El otoño, que acabamos de estrenar, es la estación de los sentidos. Existen pocos espectáculos visuales como el que nos brinda un paseo por una chopera o un hayedo en otoño. Especialmente en esos días en los que el viento sopla suavemente y la caída de las hojas de los árboles dan lugar a esa lluvia amarilla, ese delicado instante al que el gran Julio Llamazares dedicó una de sus mejores y más íntimas novelas, titulada precisamente así: la lluvia amarilla.
También han empezado los conciertos de temporada, una de las más emotivas de todo el año. Acaba de llegar uno de los barítonos del bosque, el petirrojo, cuyo melodioso canto nos va a acompañar durante todos estos meses en nuestras excursiones y caminatas por el parque.
El olor de la tierra mojada es uno de los aromas más agradables de la naturaleza.

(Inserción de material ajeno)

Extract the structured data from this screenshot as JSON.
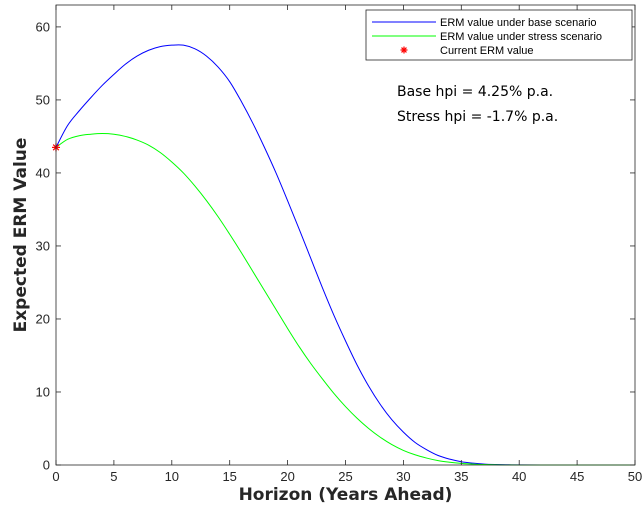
{
  "chart_data": {
    "type": "line",
    "xlabel": "Horizon (Years Ahead)",
    "ylabel": "Expected ERM Value",
    "xlim": [
      0,
      50
    ],
    "ylim": [
      0,
      63
    ],
    "xticks": [
      0,
      5,
      10,
      15,
      20,
      25,
      30,
      35,
      40,
      45,
      50
    ],
    "yticks": [
      0,
      10,
      20,
      30,
      40,
      50,
      60
    ],
    "grid": false,
    "legend_position": "top-right",
    "series": [
      {
        "name": "ERM value under base scenario",
        "color": "#0000ff",
        "x": [
          0,
          1,
          2,
          3,
          4,
          5,
          6,
          7,
          8,
          9,
          10,
          11,
          12,
          13,
          14,
          15,
          16,
          17,
          18,
          19,
          20,
          21,
          22,
          23,
          24,
          25,
          26,
          27,
          28,
          29,
          30,
          31,
          32,
          33,
          34,
          35,
          36,
          37,
          38,
          39,
          40,
          42,
          45,
          50
        ],
        "y": [
          43.5,
          46.5,
          48.5,
          50.3,
          52.0,
          53.5,
          54.9,
          56.0,
          56.8,
          57.3,
          57.5,
          57.5,
          57.0,
          56.0,
          54.5,
          52.5,
          49.8,
          46.8,
          43.5,
          40.0,
          36.2,
          32.3,
          28.3,
          24.3,
          20.5,
          17.0,
          13.7,
          10.8,
          8.3,
          6.2,
          4.5,
          3.1,
          2.1,
          1.3,
          0.8,
          0.45,
          0.25,
          0.12,
          0.06,
          0.03,
          0.01,
          0,
          0,
          0
        ]
      },
      {
        "name": "ERM value under stress scenario",
        "color": "#00ff00",
        "x": [
          0,
          1,
          2,
          3,
          4,
          5,
          6,
          7,
          8,
          9,
          10,
          11,
          12,
          13,
          14,
          15,
          16,
          17,
          18,
          19,
          20,
          21,
          22,
          23,
          24,
          25,
          26,
          27,
          28,
          29,
          30,
          31,
          32,
          33,
          34,
          35,
          36,
          37,
          38,
          40,
          45,
          50
        ],
        "y": [
          43.5,
          44.6,
          45.1,
          45.3,
          45.4,
          45.3,
          45.0,
          44.5,
          43.8,
          42.8,
          41.5,
          40.0,
          38.2,
          36.2,
          34.0,
          31.6,
          29.1,
          26.5,
          23.9,
          21.3,
          18.7,
          16.2,
          13.9,
          11.8,
          9.8,
          8.0,
          6.4,
          5.0,
          3.8,
          2.8,
          2.0,
          1.4,
          0.95,
          0.6,
          0.38,
          0.22,
          0.12,
          0.06,
          0.03,
          0,
          0,
          0
        ]
      }
    ],
    "markers": [
      {
        "name": "Current ERM value",
        "x": 0,
        "y": 43.5,
        "symbol": "asterisk",
        "color": "#ff0000"
      }
    ],
    "annotations": [
      "Base hpi = 4.25% p.a.",
      "Stress hpi = -1.7% p.a."
    ]
  }
}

Pero si por algo resulta evocador el otoño es, más allá de colores y sonidos, por su perfume: ese olor tan inconfundible y sugestivo que lo convierte en un estimulador de los recuerdos. Siempre me he preguntado por qué ejercen un papel tan evocador los olores del campo, qué es lo que hace que al percibir un aroma que destaca en el ambiente tardemos tan poco tiempo en asociarlo a un determinado recuerdo.
La respuesta científica está en que el olfato es el más sensible de nuestros sentidos: miles de veces más perceptivo que la vista o el oído, archivándose en lo más profundo de nuestra memoria. Por eso muchos recordamos incluso mejor un olor que una cara, porque los olores pasan de la nariz al bulbo olfatorio, incorporándose directamente al sistema límbico de nuestro cerebro, sin tener que recurrir a ningún otro mensajero en forma de neurotransmisor.